When I read my last post to my wife over breakfast last week, I got an ear full. She’s the only one whom I’m sure hears my stuff because I make her listen to my impassioned rendition over the egg and toast. The passion did not persuade.

“You can’t leave it there.” Was her admonition. “You have to tell them how to go forward. What hope is there if we are all just crazies up here in North Idaho?”

I listened to her wise counsel but in my mind, I was dismissing it before I had the next cup of coffee. What did she know of dealing with the electorate? I had run for office in this state. I had been elected three times to the Idaho Senate. Then, I had indeed been unelected in my last attempt. My battle scars were evident. What validity could she bring with this criticism?

I did not blurt that back to her. I need to have a happy home. Instead, I thanked her for her comments and then went out to turn my compost. It is a source of comfort and joy for me, not unlike public service.

As I mixed the rotting leaves and grass, I noted the warmth and function of the microbes, the worms. It needed more water. There would be more lawn clippings soon and it would heat up.

And I stumbled onto a realization. My wife has in fact been an elected official. Martha served on the Board for the Moscow School District. I loved talking to her about the issues and the meetings. She got appointed when a board member stepped down, then got elected (unopposed), but resigned when our daughter got a job in the district. Not the rough and tumble of legislative races, but public service, nonetheless.

I remember her description of painful public meetings. One was about a charismatic coach that was going to be let go. His passionate followers spoke loudly. She felt their passion.

The pile of leaves and grass and kitchen scraps and coffee grounds I collect from the workplace got some buckets of water I collect from the eaves of my garage. As the summer dries out, I will need to use the hose.

She had told me of another public meeting where people shared their passions about standards-based education. Some testimony was brutal, but off the mark. She had spent the hours and listened, and the board had decided.

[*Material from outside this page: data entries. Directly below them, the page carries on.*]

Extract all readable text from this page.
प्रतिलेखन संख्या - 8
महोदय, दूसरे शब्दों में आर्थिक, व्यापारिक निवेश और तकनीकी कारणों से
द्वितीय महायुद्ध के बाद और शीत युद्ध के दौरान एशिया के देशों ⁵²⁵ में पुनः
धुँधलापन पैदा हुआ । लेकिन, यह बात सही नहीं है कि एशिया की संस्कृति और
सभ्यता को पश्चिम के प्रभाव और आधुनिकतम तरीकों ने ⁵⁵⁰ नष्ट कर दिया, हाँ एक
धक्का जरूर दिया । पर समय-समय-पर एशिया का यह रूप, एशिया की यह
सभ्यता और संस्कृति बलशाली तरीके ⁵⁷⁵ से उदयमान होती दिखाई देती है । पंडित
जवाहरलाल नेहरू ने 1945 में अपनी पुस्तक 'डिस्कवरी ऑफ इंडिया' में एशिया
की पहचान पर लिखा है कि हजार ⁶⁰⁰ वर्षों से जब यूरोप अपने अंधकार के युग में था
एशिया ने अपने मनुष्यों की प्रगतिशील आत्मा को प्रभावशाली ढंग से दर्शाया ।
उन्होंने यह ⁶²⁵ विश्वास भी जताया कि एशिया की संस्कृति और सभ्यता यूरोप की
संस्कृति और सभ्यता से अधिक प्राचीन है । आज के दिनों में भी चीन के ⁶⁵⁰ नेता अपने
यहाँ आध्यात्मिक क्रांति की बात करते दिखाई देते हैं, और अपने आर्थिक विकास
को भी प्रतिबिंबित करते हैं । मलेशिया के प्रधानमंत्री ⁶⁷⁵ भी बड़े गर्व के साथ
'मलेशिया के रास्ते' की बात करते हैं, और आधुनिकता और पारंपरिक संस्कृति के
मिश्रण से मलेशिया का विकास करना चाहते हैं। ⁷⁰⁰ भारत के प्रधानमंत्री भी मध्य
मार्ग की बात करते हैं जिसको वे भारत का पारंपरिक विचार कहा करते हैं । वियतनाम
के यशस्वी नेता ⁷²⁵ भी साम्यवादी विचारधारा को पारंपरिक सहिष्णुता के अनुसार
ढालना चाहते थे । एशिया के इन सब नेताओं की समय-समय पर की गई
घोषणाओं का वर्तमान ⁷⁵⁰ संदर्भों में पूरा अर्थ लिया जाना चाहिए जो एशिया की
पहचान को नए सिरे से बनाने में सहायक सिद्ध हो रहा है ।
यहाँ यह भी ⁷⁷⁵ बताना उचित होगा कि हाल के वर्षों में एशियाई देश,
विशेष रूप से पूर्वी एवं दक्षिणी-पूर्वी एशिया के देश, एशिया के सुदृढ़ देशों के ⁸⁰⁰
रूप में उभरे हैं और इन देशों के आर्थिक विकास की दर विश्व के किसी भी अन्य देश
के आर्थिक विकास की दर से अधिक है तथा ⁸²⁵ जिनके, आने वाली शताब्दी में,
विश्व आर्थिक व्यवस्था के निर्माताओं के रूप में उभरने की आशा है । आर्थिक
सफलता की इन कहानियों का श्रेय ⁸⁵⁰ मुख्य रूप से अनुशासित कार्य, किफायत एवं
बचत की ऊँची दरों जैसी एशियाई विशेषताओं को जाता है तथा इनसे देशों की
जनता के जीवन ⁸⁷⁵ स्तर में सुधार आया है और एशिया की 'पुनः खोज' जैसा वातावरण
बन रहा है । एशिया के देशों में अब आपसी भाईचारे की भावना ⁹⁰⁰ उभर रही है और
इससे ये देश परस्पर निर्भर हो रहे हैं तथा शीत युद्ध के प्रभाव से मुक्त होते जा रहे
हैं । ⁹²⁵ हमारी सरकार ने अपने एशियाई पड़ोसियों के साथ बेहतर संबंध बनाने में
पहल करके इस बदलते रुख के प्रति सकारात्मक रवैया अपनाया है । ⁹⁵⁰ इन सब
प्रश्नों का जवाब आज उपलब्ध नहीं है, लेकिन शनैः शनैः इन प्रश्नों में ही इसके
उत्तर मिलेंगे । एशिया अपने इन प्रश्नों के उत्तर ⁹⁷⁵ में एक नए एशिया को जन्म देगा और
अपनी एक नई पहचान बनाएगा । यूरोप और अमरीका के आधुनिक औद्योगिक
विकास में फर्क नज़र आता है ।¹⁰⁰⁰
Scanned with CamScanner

One thing I have learned from compost is that small things of substance work the best. A big chunk of organic matter will take a while. Chop it up and it will soon be more available for decomposition with the heat and microbes. And such service to growing plants is the purpose.

I get the sense that many of us are looking for the big chunk, the pumpkin or tree root that will fire up our compost of democracy. Such big efforts just impede. It’s the little stuff, like grass clippings and leaves that get the heat going. And good compost is wonderful.

Democracy is like compost. It takes a lot of little voices, a lot of small efforts and a lot of listening to get it hot. And that heat really breaks down stuff so plants can use it. Slow compost with the big chunks and infrequent turning works. But it takes forever. Weeds will grow.

Martha wasn’t in the kitchen when I came back. I rinsed my coffee cup and thought of my chores. She is a wise woman.

So, all of you North Idaho crazies our there, come have some coffee with Martha and me. I will show you my compost and she will cook the breakfast. You are welcome. We will listen. That’s what our representative democracy needs: a good cup of coffee and compost.